Consent Seksual Perempuan
*Dewi Nova - www.konde.co
Consent Seksual sebagai Harkat Manusia
Tubuh yang terbuka pada tubuh lain --yang membawa tanda atau kedatangan kenikmatan seksual-- berjalan saling pikat dalam kerendahan hati dan gradasi cahaya welas asih.
Tubuh yang berpilin dengan perasaan terhalus, kualitas religius[2] dan kesadaran --yang menunjukan putusan politik untuk berkata ya atau tidak atas berlangsungnya peristiwa seksual. Semua itu berjalan bersamaan, ketika seseorang memberikan consent seksual[3] sebagai perayaan harkat kemanusiaanya.
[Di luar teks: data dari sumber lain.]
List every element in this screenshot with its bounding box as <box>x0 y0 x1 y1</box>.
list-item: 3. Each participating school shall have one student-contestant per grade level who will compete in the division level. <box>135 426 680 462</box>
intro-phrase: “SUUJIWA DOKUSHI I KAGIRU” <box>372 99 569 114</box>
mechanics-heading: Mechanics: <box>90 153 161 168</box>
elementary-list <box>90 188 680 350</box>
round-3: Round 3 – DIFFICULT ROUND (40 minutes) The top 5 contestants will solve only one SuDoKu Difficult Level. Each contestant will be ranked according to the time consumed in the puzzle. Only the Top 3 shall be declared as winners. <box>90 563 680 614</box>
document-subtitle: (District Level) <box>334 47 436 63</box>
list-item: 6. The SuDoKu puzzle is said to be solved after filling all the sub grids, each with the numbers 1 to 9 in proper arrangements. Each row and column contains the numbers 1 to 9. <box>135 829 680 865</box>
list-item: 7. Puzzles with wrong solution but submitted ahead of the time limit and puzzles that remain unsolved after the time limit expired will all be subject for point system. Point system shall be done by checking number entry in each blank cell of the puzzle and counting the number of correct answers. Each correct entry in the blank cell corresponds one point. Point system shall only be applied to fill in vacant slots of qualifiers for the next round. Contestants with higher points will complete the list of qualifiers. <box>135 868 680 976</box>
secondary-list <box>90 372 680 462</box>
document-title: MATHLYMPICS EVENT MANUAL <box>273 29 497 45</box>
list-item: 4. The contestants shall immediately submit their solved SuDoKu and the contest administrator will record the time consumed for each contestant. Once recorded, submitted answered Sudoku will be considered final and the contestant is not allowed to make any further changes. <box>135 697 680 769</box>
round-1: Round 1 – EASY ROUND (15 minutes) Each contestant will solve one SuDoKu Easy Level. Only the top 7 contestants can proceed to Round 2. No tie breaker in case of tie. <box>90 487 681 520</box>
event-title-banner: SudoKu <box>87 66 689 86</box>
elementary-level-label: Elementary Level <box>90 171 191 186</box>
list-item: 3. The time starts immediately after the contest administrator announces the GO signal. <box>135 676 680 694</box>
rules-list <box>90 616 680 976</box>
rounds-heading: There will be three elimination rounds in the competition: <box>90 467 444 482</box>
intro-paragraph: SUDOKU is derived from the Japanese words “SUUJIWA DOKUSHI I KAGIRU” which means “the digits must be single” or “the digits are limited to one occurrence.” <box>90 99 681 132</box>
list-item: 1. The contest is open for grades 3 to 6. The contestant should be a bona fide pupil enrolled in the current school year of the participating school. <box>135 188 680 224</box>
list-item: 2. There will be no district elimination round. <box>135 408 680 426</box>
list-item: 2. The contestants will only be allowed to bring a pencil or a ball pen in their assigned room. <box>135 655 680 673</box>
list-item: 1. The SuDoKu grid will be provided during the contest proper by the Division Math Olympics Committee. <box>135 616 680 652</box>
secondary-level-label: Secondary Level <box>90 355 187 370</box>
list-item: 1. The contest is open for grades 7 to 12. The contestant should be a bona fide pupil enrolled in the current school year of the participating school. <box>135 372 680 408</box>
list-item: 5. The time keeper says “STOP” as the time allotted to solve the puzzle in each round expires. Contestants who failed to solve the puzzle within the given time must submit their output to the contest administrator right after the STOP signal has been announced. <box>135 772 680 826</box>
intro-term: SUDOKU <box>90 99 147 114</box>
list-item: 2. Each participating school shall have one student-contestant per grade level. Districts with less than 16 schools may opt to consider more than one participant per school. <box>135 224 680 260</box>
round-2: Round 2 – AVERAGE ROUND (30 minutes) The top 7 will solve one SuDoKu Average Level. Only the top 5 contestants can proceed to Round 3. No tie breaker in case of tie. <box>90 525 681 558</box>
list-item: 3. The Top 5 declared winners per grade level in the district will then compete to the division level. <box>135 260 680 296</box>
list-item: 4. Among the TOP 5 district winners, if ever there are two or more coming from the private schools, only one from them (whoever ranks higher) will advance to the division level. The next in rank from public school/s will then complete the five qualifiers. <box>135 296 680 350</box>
Harkat manusia --yang bertubuh itu sendiri—terbebas dari himbauan formalisasi agama/keyakinan, idiologi, norma masyarakat, sistem pengetahuan dan hal lain produk konsensus manusia. Consent seksual sebagai wujud harkat manusia yang terbebas dari ancaman secara emosional, ekonomi, sosial, politik dan budaya. Consent seksual yang jujur dan nyaman, tanpa ancaman dan atau paksaan dari manusia lain yang relasi kuasanya tidak imbang atas basis apapun.
Kenikmatan seksual anak kandung consent seksual. Kenikmatan seksual serupa kenikmatan beragama/berkeyakinan. Ia pertanda harkat manusia sedang bekerja. Harkat manusia yang tidak diberikan sesiapa tetapi Pencipta.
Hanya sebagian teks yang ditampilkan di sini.